Part 4 of 4. Complete 4-part series available here.
The Sequoia AVC Advantage is an old-technology direct-recording electronic voting machine. It doesn’t have a video display; the candidate names are printed on a large sheet of paper, and voters indicate their choices by pressing buttons that are underneath the paper. A “ballot definition” file in an electronic cartridge associates candidate names with the button positions.
Clearly, it had better be the case that the candidate names on the printed paper match the candidate names in the ballot-definition file in the cartridge! Otherwise, voters will press the button for (e.g.,) Cynthia Zirkle, but the computer will record a vote for Vivian Henry, as happened in a recent election in New Jersey.
How do we know that this is what happened? As I reported to the Court in Zirkle v. Henry, the AVC Advantage prints the names of candidates, and how many votes each received, on a Results Report printout on a roll of cash-register tape. The printout reads, in this case,
I23 Cynthia Zirkle 10 I24 Ernest Zirkle 9 J23 Vivian Henry 34 J24 Mark A. Henry 33
In this election, four candidates are running for two positions in a vote-for-any-two election. Here, J23 indicates that the button at column J, row 23 on the face of the AVC advantage received 34 votes. The problem was that the poster-size printed paper covering the buttons had the name Cynthia Zirkle printed at position J23. Vivian Henry’s name was printed at position I23. That is, there was a mismatch between the printed paper and the electronic ballot-definition file. Similarly, the positions of Ernest Zirkle and Mark Henry were swapped.
Rebecca Mercuri told me that until the mid 1990s, the AVC Advantage firmware did not print the row/column numbers at all, so that mismatches like this were harder to detect.
One might think that all is well–there’s a fail-safe mechanism that can catch mistakes (or deliberate fraud) where the paper doesn’t match the electronic file. But in this election, the fail-safe mechanism did not work well at all.
First, there are almost no candidates or pollwatchers out there who know enough to look out for this kind of mismatch. In the Zirkle v. Henry election, Cynthia and Ernest Zirkle couldn’t tell from the documents available to them that the positions were switched. They and their lawyer got 28 (or more) sworn affidavits from citizens who said they voted for the Zirkles, and on that basis they got a court to permit an investigation. In any election that involved significantly more than 43 voters, it’s impractical to get sworn affidavits from everyone who voted for you. This election took place all on one voting machine; in big-time elections one would need to double-check the face of the ballot against the Results Report printout in every single precinct. This is physically possible, but it isn’t easy and independent pollwatchers are not trained to do it. In Zirkle v. Henry this came to light because certain experts got involved, but one can’t count on that in general.
Second, even in this case, the Court was uncomfortable just swapping the votes and declaring the Zirkles to be the winners of the election.
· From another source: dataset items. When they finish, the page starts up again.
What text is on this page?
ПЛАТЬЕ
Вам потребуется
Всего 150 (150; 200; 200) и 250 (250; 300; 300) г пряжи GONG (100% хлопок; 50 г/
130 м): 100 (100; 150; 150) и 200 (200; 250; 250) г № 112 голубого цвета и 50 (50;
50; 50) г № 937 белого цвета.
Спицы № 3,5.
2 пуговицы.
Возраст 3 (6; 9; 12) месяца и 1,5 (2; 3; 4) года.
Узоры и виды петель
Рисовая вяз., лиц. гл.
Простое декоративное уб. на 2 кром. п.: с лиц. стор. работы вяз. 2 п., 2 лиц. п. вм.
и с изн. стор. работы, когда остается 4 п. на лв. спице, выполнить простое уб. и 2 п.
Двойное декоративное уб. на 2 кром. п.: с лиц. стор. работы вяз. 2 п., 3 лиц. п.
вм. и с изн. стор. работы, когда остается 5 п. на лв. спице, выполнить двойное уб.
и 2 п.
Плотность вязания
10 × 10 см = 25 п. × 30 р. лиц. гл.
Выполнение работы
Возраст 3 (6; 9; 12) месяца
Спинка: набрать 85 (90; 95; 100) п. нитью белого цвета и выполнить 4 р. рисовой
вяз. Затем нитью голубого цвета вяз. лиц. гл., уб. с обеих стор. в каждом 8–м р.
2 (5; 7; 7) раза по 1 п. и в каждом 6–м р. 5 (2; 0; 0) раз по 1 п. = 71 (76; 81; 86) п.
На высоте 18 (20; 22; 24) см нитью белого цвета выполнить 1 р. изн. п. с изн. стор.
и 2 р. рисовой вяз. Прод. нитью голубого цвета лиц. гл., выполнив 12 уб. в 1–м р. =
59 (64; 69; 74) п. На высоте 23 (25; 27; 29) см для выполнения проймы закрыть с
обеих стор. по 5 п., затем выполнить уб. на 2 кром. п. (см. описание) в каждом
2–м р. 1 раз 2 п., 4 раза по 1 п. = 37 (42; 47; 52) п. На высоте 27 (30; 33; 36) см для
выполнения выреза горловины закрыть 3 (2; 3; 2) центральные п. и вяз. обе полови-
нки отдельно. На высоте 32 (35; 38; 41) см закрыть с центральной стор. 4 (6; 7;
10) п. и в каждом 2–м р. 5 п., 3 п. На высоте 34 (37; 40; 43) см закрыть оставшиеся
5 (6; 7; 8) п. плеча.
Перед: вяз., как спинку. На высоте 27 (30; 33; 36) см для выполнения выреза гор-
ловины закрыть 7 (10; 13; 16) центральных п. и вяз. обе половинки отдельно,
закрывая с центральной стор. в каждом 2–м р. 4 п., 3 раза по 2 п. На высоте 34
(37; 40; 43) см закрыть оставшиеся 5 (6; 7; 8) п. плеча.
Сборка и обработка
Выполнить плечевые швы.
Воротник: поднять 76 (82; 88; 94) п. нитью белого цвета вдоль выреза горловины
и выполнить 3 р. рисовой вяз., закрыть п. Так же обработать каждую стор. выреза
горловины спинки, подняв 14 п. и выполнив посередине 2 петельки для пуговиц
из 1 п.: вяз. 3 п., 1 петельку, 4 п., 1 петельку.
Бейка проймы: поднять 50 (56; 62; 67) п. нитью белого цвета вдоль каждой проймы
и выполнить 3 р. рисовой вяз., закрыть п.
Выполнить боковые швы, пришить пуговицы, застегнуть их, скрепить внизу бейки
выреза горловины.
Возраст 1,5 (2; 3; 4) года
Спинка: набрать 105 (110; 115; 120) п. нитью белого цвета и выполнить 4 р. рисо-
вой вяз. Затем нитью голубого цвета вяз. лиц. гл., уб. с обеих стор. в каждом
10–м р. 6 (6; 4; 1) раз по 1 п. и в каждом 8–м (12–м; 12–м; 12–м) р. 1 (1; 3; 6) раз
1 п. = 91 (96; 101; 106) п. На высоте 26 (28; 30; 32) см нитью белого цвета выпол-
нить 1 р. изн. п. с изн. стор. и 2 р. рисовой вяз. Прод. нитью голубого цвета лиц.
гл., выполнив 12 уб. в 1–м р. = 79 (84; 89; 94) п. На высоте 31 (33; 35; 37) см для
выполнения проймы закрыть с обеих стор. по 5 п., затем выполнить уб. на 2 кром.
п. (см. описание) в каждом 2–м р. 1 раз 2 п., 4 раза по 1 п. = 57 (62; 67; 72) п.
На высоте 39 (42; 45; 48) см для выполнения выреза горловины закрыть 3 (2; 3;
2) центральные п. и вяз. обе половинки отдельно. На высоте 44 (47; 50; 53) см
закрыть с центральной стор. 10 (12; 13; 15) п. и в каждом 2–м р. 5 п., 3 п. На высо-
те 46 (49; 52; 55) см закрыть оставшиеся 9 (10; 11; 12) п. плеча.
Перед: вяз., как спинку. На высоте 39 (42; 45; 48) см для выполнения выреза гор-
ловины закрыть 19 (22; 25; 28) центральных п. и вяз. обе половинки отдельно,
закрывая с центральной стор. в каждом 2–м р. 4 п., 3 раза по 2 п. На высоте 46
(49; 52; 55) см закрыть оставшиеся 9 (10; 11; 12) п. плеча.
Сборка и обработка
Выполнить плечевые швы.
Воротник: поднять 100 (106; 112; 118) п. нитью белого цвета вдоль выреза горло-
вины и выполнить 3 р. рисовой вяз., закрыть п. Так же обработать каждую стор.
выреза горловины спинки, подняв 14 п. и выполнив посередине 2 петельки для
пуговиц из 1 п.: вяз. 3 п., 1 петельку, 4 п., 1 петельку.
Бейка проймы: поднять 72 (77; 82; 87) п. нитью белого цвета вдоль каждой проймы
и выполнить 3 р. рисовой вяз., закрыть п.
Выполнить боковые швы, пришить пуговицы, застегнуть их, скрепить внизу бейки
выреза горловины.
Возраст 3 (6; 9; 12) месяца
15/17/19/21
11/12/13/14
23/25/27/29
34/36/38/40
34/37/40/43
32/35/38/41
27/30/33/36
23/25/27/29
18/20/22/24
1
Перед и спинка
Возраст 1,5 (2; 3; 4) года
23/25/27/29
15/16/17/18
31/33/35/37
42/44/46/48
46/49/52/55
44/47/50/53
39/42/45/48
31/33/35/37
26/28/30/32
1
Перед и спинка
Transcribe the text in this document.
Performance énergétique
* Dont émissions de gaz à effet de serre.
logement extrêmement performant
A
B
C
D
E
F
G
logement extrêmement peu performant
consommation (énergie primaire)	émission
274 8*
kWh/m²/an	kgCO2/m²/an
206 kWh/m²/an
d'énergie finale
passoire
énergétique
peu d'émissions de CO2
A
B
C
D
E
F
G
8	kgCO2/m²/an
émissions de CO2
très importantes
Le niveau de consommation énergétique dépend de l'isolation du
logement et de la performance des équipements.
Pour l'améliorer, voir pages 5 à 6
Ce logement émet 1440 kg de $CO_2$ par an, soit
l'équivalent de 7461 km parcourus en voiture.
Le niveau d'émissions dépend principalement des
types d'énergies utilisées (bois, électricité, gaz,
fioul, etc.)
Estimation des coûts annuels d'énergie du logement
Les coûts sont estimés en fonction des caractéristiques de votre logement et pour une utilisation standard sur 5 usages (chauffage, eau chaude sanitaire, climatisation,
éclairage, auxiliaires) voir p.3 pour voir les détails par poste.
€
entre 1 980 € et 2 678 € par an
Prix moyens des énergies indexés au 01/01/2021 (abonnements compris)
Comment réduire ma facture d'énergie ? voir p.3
That is, both the Plaintiffs (lawyers and expert witness for the Zirkles) and the Defendants (lawyers for the State of New Jersey and the County of Cumberland) stated to the court that they believed that Cynthia and Ernest Zirkle got 34 and 33 votes, respectively. Defendants Vivian and Mark Henry, representing themselves, took the position that a new election should be held.
In his ruling, the Court (Judge David Krell) said,
Based on all of the above, it is clear that the election at issue was defective and must be voided by the Court. While I do believe I have the authority to certify the Plaintiffs as the winners, I do not feel that this is the ideal result in this matter. … Accordingly, I am ordering a new election to be conducted.
If there was ever a case in which these row-and-column numbers could clearly indicate who won an election, this was it. And yet a very reasonable judge is uncomfortable using this information to declare a winner, and instead orders a new election.
Ordering a new election is not at all unreasonable, but it is important to remember that a new election can have its own problems. Citizens who came out to vote the first time may not have the time or inclination to vote again, and if so their (previous) legitimate exercise of the franchise is being devalued. Or, some who did not bother to vote the first time may take advantage of the “do-over.”
It is instructive to consider what would have happened if a similar kind of error had happened with optical-scan voting. It’s certainly possible that the position of names on the op-scan paper ballot might not match the programming of the optical-scan ballot-counter. In this case, the results would come out reversed just as they did in Zirkle v. Henry. But the Court would have simply ordered a recount, by hand, of the original paper ballots. Those ballots would have clearly showed the true result. No experts, and no do-over election, would have been necessary at all.